Saluto figlia e nipoti che sono venute ad incontrami li, Valentina e Marina, Thierry appena di ritorno dal Senegal dove progetta di stabilirsi definitivamente dopo decenni come immigrato qui, e tante e tanti altri con cui ho lavorato, anche Francesco ex senatore verde che difende i diritti degli indigeni e della madre terra e che ricorda Berta Caceres e gli innumerevoli femminicidi delle donne che si oppongono ai neocolonialisti senza scrupoli. Ritorno a casa con tanti stimoli, a preparare le valigie per il mio viaggio nei paesi indocinesi che si stanno riprendendo dalle guerre imperialiste, dalle dittature e dalle carneficine alla Pol Pot. Non so se se per queste elezioni di marzo e di maggio saremo in grado di contrastare razzismi e misoginie, violenze e guerre, morti in mare, dove sono rimaste ad operare soltanto See Watch e Open Arms, (ieri più di 170 morti). , Una volontaria ci ha raccontato ieri i boicottaggi e le minacce a cui i loro volontari sono sottoposti insieme ai migranti che cercano ancora di salvare.
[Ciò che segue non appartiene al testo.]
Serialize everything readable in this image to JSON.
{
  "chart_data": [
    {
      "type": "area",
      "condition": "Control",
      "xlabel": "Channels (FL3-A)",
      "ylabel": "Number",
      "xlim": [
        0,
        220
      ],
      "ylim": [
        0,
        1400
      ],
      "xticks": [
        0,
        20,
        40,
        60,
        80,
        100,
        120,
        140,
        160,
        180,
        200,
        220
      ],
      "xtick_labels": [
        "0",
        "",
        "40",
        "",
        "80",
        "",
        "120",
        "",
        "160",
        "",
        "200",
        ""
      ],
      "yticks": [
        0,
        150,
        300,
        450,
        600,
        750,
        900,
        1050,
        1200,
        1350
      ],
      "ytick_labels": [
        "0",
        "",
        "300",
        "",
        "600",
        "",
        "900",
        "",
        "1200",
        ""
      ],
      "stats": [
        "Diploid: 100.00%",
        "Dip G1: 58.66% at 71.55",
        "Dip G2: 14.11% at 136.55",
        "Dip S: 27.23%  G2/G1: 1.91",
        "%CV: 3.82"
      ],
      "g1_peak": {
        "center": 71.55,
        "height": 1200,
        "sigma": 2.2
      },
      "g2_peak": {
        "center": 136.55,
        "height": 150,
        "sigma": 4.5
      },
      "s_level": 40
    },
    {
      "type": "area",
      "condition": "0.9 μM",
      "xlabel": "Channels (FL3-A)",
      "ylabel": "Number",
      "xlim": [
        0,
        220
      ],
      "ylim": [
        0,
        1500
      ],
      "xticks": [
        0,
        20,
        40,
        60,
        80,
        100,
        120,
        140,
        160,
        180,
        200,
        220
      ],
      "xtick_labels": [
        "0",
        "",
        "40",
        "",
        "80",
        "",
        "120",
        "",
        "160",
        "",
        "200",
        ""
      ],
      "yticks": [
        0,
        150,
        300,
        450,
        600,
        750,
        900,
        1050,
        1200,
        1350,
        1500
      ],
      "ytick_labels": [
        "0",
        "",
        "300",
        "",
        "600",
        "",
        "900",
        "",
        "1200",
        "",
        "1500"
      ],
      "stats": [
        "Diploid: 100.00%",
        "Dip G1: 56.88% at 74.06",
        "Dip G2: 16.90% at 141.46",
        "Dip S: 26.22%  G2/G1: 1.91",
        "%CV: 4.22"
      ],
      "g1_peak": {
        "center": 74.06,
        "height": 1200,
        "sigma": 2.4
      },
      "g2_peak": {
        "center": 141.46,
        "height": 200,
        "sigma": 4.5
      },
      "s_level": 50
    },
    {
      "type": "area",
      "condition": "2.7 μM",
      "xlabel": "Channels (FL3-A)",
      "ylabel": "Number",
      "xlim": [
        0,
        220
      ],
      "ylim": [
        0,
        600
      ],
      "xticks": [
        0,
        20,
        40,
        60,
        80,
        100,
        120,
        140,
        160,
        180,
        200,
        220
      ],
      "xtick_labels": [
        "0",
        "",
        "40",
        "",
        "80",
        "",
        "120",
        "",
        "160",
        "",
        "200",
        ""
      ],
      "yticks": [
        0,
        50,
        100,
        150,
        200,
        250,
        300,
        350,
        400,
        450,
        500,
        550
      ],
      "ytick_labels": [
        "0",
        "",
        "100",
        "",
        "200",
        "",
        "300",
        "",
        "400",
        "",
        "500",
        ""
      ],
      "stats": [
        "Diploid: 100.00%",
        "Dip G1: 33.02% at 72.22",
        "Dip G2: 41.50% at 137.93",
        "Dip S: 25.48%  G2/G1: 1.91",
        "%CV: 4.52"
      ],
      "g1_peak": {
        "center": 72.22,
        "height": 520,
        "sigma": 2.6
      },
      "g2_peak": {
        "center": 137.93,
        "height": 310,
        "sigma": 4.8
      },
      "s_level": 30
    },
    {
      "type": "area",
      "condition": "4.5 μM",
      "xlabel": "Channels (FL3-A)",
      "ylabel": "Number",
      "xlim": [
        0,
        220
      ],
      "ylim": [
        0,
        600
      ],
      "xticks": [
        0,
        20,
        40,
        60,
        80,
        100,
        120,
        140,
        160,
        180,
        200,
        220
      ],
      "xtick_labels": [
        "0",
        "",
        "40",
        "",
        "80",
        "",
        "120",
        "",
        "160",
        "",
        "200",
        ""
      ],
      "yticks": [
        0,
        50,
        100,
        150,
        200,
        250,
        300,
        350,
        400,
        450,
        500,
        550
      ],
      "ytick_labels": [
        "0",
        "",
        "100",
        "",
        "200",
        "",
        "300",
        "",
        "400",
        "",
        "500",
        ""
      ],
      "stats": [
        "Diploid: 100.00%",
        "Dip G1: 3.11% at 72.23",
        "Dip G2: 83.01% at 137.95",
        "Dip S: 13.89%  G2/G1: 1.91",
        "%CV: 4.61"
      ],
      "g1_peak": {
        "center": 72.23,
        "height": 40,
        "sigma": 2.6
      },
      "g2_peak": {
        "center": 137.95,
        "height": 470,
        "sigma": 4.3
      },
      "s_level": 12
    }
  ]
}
Non so se la lotta delle donne indiane, quelle dell’Arabia Saudita, quelle che hanno manifestato in questi giorni a Washington e a Roma, a Parigi in America Latina, e chissà in quanti altri luoghi, che hanno dato vita a #metoo e a NUDM riusciranno a incidere questa primavera. Ma so per certo che sarò sempre con loro e con chi mi è più vicina, a unire a e a non accettare divisioni indotte da chi non ci vuole protagoniste. Noi siamo con Greta che a 15 anni ci dà la speranza.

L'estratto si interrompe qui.